Das Eintracht-Stadion gleicht heute einer großen Baustelle wie vor 90 Jahren, beim Eröffnungsspiel am 17. Juni 1923 fehlte noch die Haupttribüne, sie wurde ein Jahr später erst fertiggestellt. 24.000 Zuschauer passten damals in das Rund. Das Stadion wurde vergrößert, als Eintracht Braunschweig 1963 in der neugegründeten Bundesliga spielte. Im Meisterjahr 1967 feierten 38.000 Zuschauer ihre Mannschaft. Wer kein Ticket bekam, kletterte auf die hohen Pappeln hinter der Nordkurve.
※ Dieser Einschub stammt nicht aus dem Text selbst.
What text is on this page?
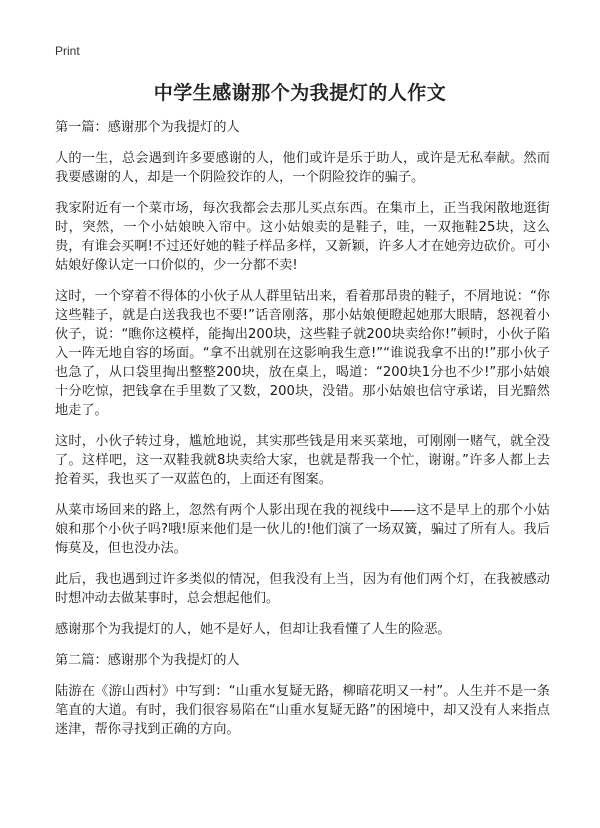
Print
中学生感谢那个为我提灯的人作文
第一篇：感谢那个为我提灯的人

人的一生，总会遇到许多要感谢的人，他们或许是乐于助人，或许是无私奉献。然而我要感谢的人，却是一个阴险狡诈的人，一个阴险狡诈的骗子。

我家附近有一个菜市场，每次我都会去那儿买点东西。在集市上，正当我闲散地逛街时，突然，一个小姑娘映入帘中。这小姑娘卖的是鞋子，哇，一双拖鞋25块，这么贵，有谁会买啊!不过还好她的鞋子样品多样，又新颖，许多人才在她旁边砍价。可小姑娘好像认定一口价似的，少一分都不卖!

这时，一个穿着不得体的小伙子从人群里钻出来，看着那昂贵的鞋子，不屑地说：“你这些鞋子，就是白送我我也不要!”话音刚落，那小姑娘便瞪起她那大眼睛，怒视着小伙子，说：“瞧你这模样，能掏出200块，这些鞋子就200块卖给你!”顿时，小伙子陷入一阵无地自容的场面。“拿不出就别在这影响我生意!”“谁说我拿不出的!”那小伙子也急了，从口袋里掏出整整200块，放在桌上，喝道：“200块1分也不少!”那小姑娘十分吃惊，把钱拿在手里数了又数，200块，没错。那小姑娘也信守承诺，目光黯然地走了。

这时，小伙子转过身，尴尬地说，其实那些钱是用来买菜地，可刚刚一赌气，就全没了。这样吧，这一双鞋我就8块卖给大家，也就是帮我一个忙，谢谢。”许多人都上去抢着买，我也买了一双蓝色的，上面还有图案。

从菜市场回来的路上，忽然有两个人影出现在我的视线中——这不是早上的那个小姑娘和那个小伙子吗?哦!原来他们是一伙儿的!他们演了一场双簧，骗过了所有人。我后悔莫及，但也没办法。

此后，我也遇到过许多类似的情况，但我没有上当，因为有他们两个灯，在我被感动时想冲动去做某事时，总会想起他们。

感谢那个为我提灯的人，她不是好人，但却让我看懂了人生的险恶。

第二篇：感谢那个为我提灯的人

陆游在《游山西村》中写到：“山重水复疑无路，柳暗花明又一村”。人生并不是一条笔直的大道。有时，我们很容易陷在“山重水复疑无路”的困境中，却又没有人来指点迷津，帮你寻找到正确的方向。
"Und jetzt wünsche ich viel Spaß bei der Partie Eintracht Braunschweig gegen FC Erzgebirge Aue."
Kurz vor Spielbeginn. Das Stadion füllt sich, die Fans stimmen erste Gesänge an. Vom provisorischen VIP-Zelt machen sich die Ehrengäste auf den Weg zu ihren Plätzen auf der Haupttribüne.
"Wir haben jetzt seit Jahren unseren Platz. Im Zelt treffen wir uns die 67 und die, die uns rein gebracht haben in die Bundesliga. Das sind alles Leute mit Ehrenkarte und dann spricht man halt gerne über andere Zeiten und die jetzige Mannschaft."
Walter Schmidt, 75 Jahre alt, rechter Läufer in der Mannschaft, die 1967 deutscher Fußballmeister wurde, ist Stammgast im Eintracht-Stadion. 1959 kam er zur Eintracht, spielte zuvor beim TuS Recke in Westfalen.
"Voller Ehrfurcht, ich war begeistert, in einem solchen Stadion spielen zu dürfen. Damals zunächst mal Probetraining, dann die ersten Spiele. ... Das war für mich, der von einem ganz kleinen Verein damals gekommen ist, eine riesige Geschichte, aber eine wunderbare Zeit."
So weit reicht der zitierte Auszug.